I stood in the security line at O’Hare Airport today, which was much longer than it usually is—at least when I’ve traveled through there. Normally, I keep to myself, shuffling along with the rest of the crowd. But today, a woman behind me in line made a relatively casual comment about the wait and a conversation was sparked. For the next fifteen minutes we chatted about where we were headed, where we were from, where we had traveled before, and for a moment I created a bond, a brief friendship that would disappear the second we went our separate ways. What astonishes me most about these quick encounters is how much they can impact us. Even though we will probably never see each other again, this woman and I shared parts of our lives with each other, which—in my opinion—is one of the amazing things about travel. Something about being in an airport with people who are experiencing the same things you are, dealing with the same lines, the same delays, makes you want to reach out and make a connection.

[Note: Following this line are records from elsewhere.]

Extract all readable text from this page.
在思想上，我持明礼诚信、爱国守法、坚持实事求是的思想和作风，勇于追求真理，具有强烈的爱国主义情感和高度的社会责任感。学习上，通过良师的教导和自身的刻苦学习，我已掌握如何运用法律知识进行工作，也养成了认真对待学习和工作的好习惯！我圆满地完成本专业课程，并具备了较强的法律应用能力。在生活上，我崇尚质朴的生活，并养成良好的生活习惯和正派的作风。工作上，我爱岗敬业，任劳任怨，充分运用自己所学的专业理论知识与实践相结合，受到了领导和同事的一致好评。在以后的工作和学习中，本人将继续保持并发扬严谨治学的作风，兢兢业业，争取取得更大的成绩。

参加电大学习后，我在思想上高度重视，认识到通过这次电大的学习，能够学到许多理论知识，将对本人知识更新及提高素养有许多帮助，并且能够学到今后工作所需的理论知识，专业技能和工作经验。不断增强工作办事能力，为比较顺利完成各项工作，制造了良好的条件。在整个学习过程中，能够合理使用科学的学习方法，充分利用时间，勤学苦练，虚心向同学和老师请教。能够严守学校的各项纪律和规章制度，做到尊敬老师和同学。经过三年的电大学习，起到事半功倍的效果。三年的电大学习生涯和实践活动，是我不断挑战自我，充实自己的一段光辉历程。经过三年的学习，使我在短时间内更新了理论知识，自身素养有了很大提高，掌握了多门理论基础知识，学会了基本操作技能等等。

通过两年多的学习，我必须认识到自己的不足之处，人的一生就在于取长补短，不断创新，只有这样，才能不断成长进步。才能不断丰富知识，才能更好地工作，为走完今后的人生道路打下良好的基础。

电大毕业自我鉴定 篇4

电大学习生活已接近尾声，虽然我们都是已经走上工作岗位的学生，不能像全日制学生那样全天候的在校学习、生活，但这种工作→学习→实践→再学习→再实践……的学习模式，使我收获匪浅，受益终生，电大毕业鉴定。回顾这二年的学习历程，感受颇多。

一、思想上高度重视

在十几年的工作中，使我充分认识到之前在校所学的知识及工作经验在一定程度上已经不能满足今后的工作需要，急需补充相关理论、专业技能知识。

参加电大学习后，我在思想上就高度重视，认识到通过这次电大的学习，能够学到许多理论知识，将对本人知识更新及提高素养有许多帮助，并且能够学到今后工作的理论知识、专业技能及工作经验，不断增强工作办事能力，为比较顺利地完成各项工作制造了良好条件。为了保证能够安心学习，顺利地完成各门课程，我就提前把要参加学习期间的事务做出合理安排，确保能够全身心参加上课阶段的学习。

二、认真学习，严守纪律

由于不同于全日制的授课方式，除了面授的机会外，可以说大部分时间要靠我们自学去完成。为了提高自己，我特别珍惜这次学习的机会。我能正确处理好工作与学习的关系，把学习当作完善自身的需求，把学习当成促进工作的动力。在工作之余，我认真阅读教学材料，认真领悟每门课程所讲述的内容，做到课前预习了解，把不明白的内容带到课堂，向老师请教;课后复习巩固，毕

Though I didn’t catch her name, I know she lives in Wisconsin and is headed to Australia for a 30-day trek through the outback and then down into the mountains of New Zealand. Finally, a woman after my own heart. This is a trip I would die to take, and here was someone actually doing it; taking life by the reigns and going on an adventure. Not only that, but she was alone. (Well, she’s going with a tour group, but she didn’t have a spouse or friend with her.) To take a journey like that and have no close acquaintances can be scary and overwhelming, but excitement was all I could read on her face. If anything, it inspired me, gave me hope that someday I could do something like that.
After we scooted through security, we put our shoes back on and said our goodbyes. And while I know everyone says those generic things, like “take care,” “travel safe,” “good meeting you;” in this case it felt truly genuine and sincere. I had enjoyed meeting this incredible woman, and I walked off to my gate feeling a little happier that she had come into my life, if only for a moment.